A separate question: In wasm_simd128.h, why are the type for all return values v128_t? If we don't [[ https://github.com/llvm/llvm-project/blob/56079e1de1129837aa7569d8b3bb5e50afc0f1ea/clang/lib/Headers/wasm_simd128.h#L315 | cast return types to v128_t ]] and return __f32x4 as is, are bitcasts still gonna be generated?

Ping

Sorry for the very delayed response. No, without those casts there are no bitcasts generated. For some reason I don't understand, though, the bit casts are generated in a different order when the input and output type have the same number of elements. This is why the problem only showed up for wasm_f32x4_splat. If I changed the definition of v128_t to be the same as __i64x2, I got the same issue with wasm_f64x2_splat instead.

Sorry not sure if I understand... what my question was, why do we need to casts return values to v128_t at all? (I'm not very familiar with the header file) So for example, for f32x4_splat, can't we do just

static __inline__ __f32x4 __DEFAULT_FN_ATTRS wasm_f32x4_splat(float __a) {
  return (__f32x4){__a, __a, __a, __a};
}

instead of

static __inline__ v128_t __DEFAULT_FN_ATTRS wasm_f32x4_splat(float __a) {
  return (v128_t)(__f32x4){__a, __a, __a, __a};
}

? The same for all other intrinsics.

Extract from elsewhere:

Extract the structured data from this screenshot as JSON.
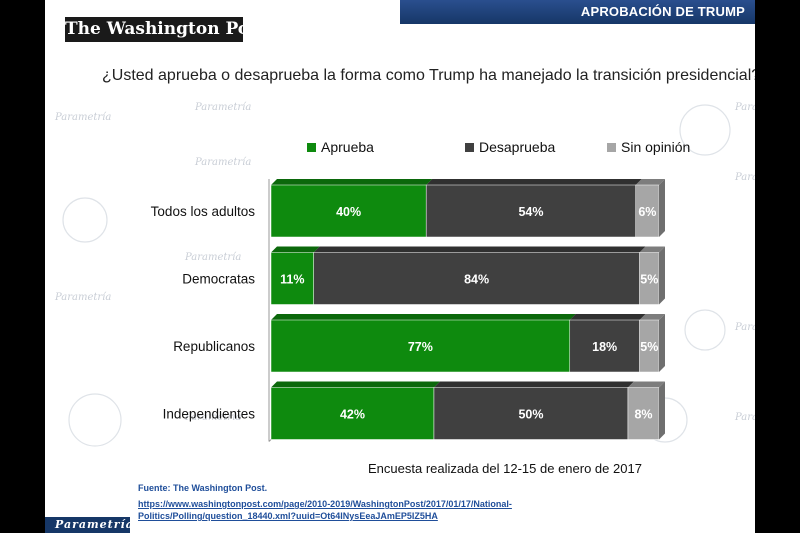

Is there a reason that all intrinsic's return type should be v128_t?

Sorry not sure if I understand... what my question was, why do we need to casts return values to v128_t at all? (I'm not very familiar with the header file) So for example, for f32x4_splat, can't we do just

static __inline__ __f32x4 __DEFAULT_FN_ATTRS wasm_f32x4_splat(float __a) {
  return (__f32x4){__a, __a, __a, __a};
}

instead of

static __inline__ v128_t __DEFAULT_FN_ATTRS wasm_f32x4_splat(float __a) {
  return (v128_t)(__f32x4){__a, __a, __a, __a};
}

? The same for all other intrinsics. Is there a reason that all intrinsic's return type should be v128_t?

Oh gotcha. This is just a design decision. The header originally had different user-facing types for the different lane interpretations, but after some feedback from some early users we decided to just expose a single v128_t type for users to worry about. Internally we still need to use all the different types just to get the compiler to emit the correct code.